At one time, I tried to search for him. I found that he’d retired from teaching and had moved to southern California. I didn’t know if he was still married.
I found men with his same name in cities like Bakersfield, Long Beach, and Visalia. There must have been at least 50 Harold Chus in the Pacific Bell phone book for southern California. Finally, however, I found a Harold Chu who had once been a Stanford professor. I tracked this man down to Diamond Bar, in San Bernardino County.
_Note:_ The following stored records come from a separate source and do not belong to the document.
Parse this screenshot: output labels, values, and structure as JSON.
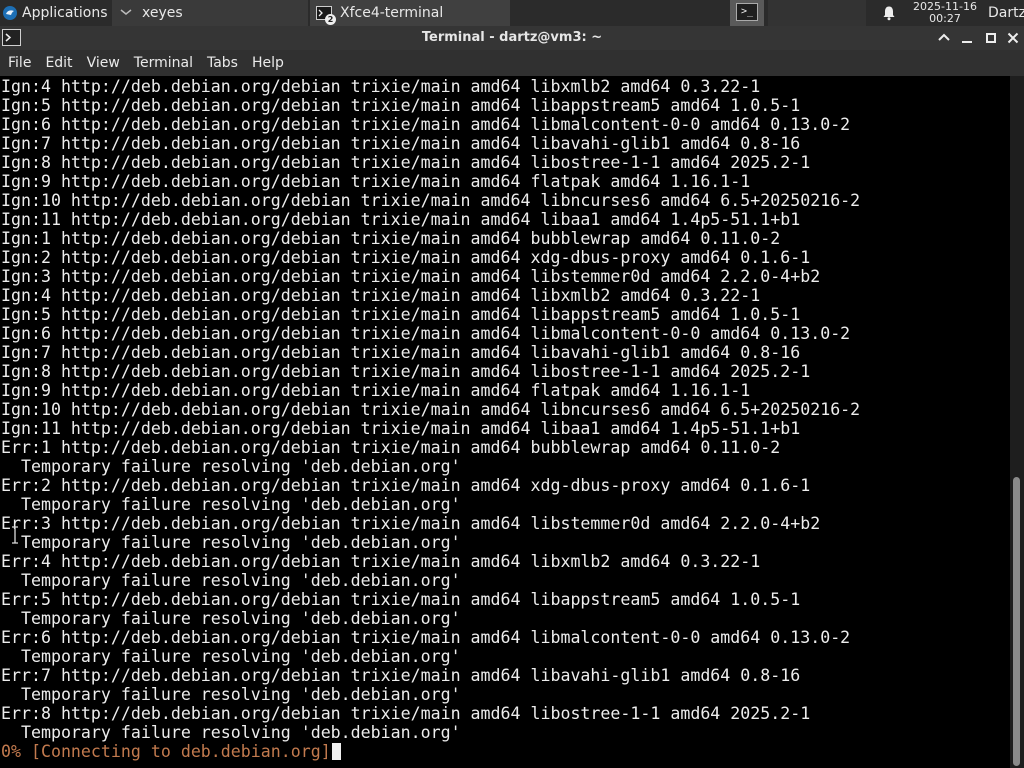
{
  "panel": {
    "applications_label": "Applications",
    "tasks": [
      {
        "label": "xeyes"
      },
      {
        "label": "Xfce4-terminal",
        "badge": "2"
      }
    ],
    "clock_date": "2025-11-16",
    "clock_time": "00:27",
    "user": "Dartz"
  },
  "window": {
    "title": "Terminal - dartz@vm3: ~"
  },
  "menu": {
    "items": [
      "File",
      "Edit",
      "View",
      "Terminal",
      "Tabs",
      "Help"
    ]
  },
  "terminal": {
    "lines": [
      "Ign:4 http://deb.debian.org/debian trixie/main amd64 libxmlb2 amd64 0.3.22-1",
      "Ign:5 http://deb.debian.org/debian trixie/main amd64 libappstream5 amd64 1.0.5-1",
      "Ign:6 http://deb.debian.org/debian trixie/main amd64 libmalcontent-0-0 amd64 0.13.0-2",
      "Ign:7 http://deb.debian.org/debian trixie/main amd64 libavahi-glib1 amd64 0.8-16",
      "Ign:8 http://deb.debian.org/debian trixie/main amd64 libostree-1-1 amd64 2025.2-1",
      "Ign:9 http://deb.debian.org/debian trixie/main amd64 flatpak amd64 1.16.1-1",
      "Ign:10 http://deb.debian.org/debian trixie/main amd64 libncurses6 amd64 6.5+20250216-2",
      "Ign:11 http://deb.debian.org/debian trixie/main amd64 libaa1 amd64 1.4p5-51.1+b1",
      "Ign:1 http://deb.debian.org/debian trixie/main amd64 bubblewrap amd64 0.11.0-2",
      "Ign:2 http://deb.debian.org/debian trixie/main amd64 xdg-dbus-proxy amd64 0.1.6-1",
      "Ign:3 http://deb.debian.org/debian trixie/main amd64 libstemmer0d amd64 2.2.0-4+b2",
      "Ign:4 http://deb.debian.org/debian trixie/main amd64 libxmlb2 amd64 0.3.22-1",
      "Ign:5 http://deb.debian.org/debian trixie/main amd64 libappstream5 amd64 1.0.5-1",
      "Ign:6 http://deb.debian.org/debian trixie/main amd64 libmalcontent-0-0 amd64 0.13.0-2",
      "Ign:7 http://deb.debian.org/debian trixie/main amd64 libavahi-glib1 amd64 0.8-16",
      "Ign:8 http://deb.debian.org/debian trixie/main amd64 libostree-1-1 amd64 2025.2-1",
      "Ign:9 http://deb.debian.org/debian trixie/main amd64 flatpak amd64 1.16.1-1",
      "Ign:10 http://deb.debian.org/debian trixie/main amd64 libncurses6 amd64 6.5+20250216-2",
      "Ign:11 http://deb.debian.org/debian trixie/main amd64 libaa1 amd64 1.4p5-51.1+b1",
      "Err:1 http://deb.debian.org/debian trixie/main amd64 bubblewrap amd64 0.11.0-2",
      "  Temporary failure resolving 'deb.debian.org'",
      "Err:2 http://deb.debian.org/debian trixie/main amd64 xdg-dbus-proxy amd64 0.1.6-1",
      "  Temporary failure resolving 'deb.debian.org'",
      "Err:3 http://deb.debian.org/debian trixie/main amd64 libstemmer0d amd64 2.2.0-4+b2",
      "  Temporary failure resolving 'deb.debian.org'",
      "Err:4 http://deb.debian.org/debian trixie/main amd64 libxmlb2 amd64 0.3.22-1",
      "  Temporary failure resolving 'deb.debian.org'",
      "Err:5 http://deb.debian.org/debian trixie/main amd64 libappstream5 amd64 1.0.5-1",
      "  Temporary failure resolving 'deb.debian.org'",
      "Err:6 http://deb.debian.org/debian trixie/main amd64 libmalcontent-0-0 amd64 0.13.0-2",
      "  Temporary failure resolving 'deb.debian.org'",
      "Err:7 http://deb.debian.org/debian trixie/main amd64 libavahi-glib1 amd64 0.8-16",
      "  Temporary failure resolving 'deb.debian.org'",
      "Err:8 http://deb.debian.org/debian trixie/main amd64 libostree-1-1 amd64 2025.2-1",
      "  Temporary failure resolving 'deb.debian.org'"
    ],
    "progress_line": "0% [Connecting to deb.debian.org]",
    "progress_color": "#c27a4e"
  }
}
But when I wrote to him, a postcard came back in the mail, almost immediately: “I am not the Harold Chu you are searching for.”
I scattered my father’s ashes in the blue-green water of San Francisco Bay. I went by myself. My sister had her hands full with a new baby. That, at least, was her excuse, but I knew it was something else: she and my father had never been close. In fact, she’d turned her back on him during her teenage years, and since my sister can be cruel to those who she feels have wronged her, she never once answered his letters or invited him to visit her apartment in Manhattan.
If my mother were alive, she wouldn’t have permitted such disrespect. But my mother isn’t alive. Whenever I remember this, I am always startled.
Wendy left me long ago. We were married for a little over three years. In the end, she took everything from our apartment: She even took the dented pots and pans, the rooster alarm clock, my set of R. A. Salvatore novels. In the last conversation we had before she left for good, she kept repeating that she wanted to be happy, she deserved to be happy. She said this to me as we sat across from each other at a Chinese restaurant in downtown Palo Alto. She had on a grey sweater and jeans, and her bag was a leather tote I’d never seen before. There was something else that was new in her face.
“I’ll be in Italy in a month,” she said.
“By yourself?” I asked.
She sighed. “No.”
I found the courtesy to say, “I hope he is good to you.”